Coyah, 07 mai. (AGP)- Les habitants des quartiers Laminaya, Batouya, Fily et km 54 vivant sur le long du fleuve Sarinka dans la commune urbaine de Coyah, sont victimes d’inondations ces deux (02) dernières années dont l’origine serait la construction anarchique aux abords de ce fleuve qui traverse la ville de Coyah.
Le lit dudit fleuve est devenu non seulement un dépotoir d’ordures mais aussi des champs de cultures vivrières pour les femmes des quartiers environnants.
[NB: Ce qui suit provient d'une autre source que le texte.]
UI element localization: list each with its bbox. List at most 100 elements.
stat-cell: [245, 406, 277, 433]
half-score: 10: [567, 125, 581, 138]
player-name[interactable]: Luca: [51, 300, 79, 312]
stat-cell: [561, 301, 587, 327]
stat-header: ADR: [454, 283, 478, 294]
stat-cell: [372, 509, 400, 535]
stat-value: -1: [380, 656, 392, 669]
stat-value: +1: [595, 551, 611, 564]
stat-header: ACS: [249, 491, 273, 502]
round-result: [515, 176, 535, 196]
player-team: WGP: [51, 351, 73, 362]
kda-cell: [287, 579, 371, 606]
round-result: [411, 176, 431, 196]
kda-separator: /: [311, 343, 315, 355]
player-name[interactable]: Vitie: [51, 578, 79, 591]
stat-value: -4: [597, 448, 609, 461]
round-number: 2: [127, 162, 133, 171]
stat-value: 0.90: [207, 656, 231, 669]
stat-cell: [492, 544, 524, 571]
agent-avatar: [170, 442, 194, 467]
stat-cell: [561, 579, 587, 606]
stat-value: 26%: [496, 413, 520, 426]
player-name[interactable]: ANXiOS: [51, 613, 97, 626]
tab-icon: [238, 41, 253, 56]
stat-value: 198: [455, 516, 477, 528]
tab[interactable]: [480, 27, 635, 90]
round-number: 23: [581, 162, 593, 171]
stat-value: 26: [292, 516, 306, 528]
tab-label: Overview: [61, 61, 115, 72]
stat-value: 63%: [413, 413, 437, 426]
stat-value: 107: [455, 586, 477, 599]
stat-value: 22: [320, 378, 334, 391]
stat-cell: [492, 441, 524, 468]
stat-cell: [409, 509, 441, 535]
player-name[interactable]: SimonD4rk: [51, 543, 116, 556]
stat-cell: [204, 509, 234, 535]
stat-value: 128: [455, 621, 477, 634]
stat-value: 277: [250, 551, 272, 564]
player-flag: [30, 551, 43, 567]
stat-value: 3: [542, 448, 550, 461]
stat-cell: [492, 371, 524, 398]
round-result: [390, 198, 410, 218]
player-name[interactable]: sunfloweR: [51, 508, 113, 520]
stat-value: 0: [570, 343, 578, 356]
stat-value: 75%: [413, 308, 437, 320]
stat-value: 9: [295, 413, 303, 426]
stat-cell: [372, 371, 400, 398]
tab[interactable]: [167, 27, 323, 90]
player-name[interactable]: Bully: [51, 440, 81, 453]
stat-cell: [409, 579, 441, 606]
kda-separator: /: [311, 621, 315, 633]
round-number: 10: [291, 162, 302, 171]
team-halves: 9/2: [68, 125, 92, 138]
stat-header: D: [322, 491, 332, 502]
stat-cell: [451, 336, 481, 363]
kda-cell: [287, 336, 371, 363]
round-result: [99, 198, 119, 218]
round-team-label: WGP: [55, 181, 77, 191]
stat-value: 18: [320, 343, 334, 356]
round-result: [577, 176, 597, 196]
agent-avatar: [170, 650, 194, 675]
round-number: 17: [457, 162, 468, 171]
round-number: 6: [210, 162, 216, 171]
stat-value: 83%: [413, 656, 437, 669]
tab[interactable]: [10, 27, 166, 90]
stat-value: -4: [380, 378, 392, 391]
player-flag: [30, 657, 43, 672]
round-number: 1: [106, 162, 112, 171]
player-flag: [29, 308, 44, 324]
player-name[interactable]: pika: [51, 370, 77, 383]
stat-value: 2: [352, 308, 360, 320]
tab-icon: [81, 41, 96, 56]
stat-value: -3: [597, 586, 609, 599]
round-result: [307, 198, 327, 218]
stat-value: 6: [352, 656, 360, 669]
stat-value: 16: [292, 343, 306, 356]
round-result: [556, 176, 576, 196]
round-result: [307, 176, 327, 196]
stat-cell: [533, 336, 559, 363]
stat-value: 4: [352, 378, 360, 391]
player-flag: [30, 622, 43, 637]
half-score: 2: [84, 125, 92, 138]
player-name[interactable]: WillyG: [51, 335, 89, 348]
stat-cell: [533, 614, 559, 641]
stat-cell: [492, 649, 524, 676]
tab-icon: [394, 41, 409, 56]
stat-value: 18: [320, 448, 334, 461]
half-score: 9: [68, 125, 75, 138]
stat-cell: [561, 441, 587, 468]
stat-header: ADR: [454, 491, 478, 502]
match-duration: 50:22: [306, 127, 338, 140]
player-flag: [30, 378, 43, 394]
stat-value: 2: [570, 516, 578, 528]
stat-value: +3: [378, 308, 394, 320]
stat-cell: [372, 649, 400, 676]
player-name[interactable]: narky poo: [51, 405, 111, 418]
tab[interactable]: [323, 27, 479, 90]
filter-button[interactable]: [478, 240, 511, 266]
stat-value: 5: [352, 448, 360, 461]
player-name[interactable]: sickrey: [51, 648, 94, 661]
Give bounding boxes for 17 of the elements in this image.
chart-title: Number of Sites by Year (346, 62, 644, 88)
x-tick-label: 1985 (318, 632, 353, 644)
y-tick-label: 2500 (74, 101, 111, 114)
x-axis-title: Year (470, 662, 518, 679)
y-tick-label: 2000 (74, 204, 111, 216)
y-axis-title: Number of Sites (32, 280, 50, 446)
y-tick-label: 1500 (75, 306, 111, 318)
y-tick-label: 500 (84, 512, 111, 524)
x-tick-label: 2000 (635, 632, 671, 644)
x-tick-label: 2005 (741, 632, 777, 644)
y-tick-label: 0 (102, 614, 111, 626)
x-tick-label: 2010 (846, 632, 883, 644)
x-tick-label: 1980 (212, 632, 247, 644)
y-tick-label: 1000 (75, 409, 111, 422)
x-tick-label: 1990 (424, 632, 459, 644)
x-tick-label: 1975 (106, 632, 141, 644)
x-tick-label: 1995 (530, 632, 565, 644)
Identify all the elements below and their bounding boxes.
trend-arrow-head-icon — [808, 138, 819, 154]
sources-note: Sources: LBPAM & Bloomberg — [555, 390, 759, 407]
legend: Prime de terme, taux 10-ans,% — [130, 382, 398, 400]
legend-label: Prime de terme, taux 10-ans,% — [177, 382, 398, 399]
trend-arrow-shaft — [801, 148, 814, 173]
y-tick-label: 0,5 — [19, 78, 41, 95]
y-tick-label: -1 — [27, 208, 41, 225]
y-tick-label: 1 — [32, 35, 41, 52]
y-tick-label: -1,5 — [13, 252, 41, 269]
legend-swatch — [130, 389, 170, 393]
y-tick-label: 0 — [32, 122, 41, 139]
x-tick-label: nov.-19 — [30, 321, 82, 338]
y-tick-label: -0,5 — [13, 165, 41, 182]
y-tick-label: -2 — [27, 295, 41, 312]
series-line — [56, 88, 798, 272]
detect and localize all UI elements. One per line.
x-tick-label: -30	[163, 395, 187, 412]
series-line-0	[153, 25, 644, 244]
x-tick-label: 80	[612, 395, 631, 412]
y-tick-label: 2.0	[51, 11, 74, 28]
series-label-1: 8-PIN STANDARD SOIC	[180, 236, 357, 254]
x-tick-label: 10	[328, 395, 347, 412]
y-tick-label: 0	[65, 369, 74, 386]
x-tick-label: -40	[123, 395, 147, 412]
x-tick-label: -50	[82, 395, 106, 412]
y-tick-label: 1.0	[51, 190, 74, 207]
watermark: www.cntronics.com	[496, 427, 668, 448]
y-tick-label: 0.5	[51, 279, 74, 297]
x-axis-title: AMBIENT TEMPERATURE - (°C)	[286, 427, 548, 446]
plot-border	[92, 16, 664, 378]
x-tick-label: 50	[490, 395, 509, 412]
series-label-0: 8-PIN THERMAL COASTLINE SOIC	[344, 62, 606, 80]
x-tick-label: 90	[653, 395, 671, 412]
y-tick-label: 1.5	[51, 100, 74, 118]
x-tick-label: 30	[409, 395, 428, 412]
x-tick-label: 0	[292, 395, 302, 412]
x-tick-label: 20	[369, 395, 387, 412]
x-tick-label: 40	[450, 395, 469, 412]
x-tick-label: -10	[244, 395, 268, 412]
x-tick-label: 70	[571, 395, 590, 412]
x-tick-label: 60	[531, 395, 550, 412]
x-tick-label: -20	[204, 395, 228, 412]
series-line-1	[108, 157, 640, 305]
Avec les premières pluies, les habitants des cinq (05) quartiers riverains du fleuve vivent la peur au ventre, face aux risques dus à la dégradation poussée du fleuve dont l’équipe préfectorale de Football de Coyah porte le nom. Les riverains de Sarinka estiment qu’ils ne sont pas à l’abri d’une éventuelle inondation car, disent-ils, auparavant, c’était un fleuve qui formait autour de lui une forêt dense devenue de nos jours désertiques sous l’effet de l’action humaine.
Le Directeur préfectoral de l’Agence de Navigation Maritime (ANAM), Ibrahima Sory Soumah, dénonce la construction anarchique sur le long du fleuve : « La bande de protection séparant la terre ferme du lit du fleuve n’est plus respectée, c’est à dire 100 m » a-t-il alerté.
Pour éviter d’autres inondations, Ibrahima Sory Soumah suggère que le fleuve Sarinka soit curé à 6 mètres de profondeur jusqu’au bras de mer. Sans quoi, dit-il, avec trois (03) ou quatre (04) jours de pluies intenses, et la rencontre de la haute marée avec les eaux du fleuve, il y aura sans nul toute de l’inondation, a-t-averti.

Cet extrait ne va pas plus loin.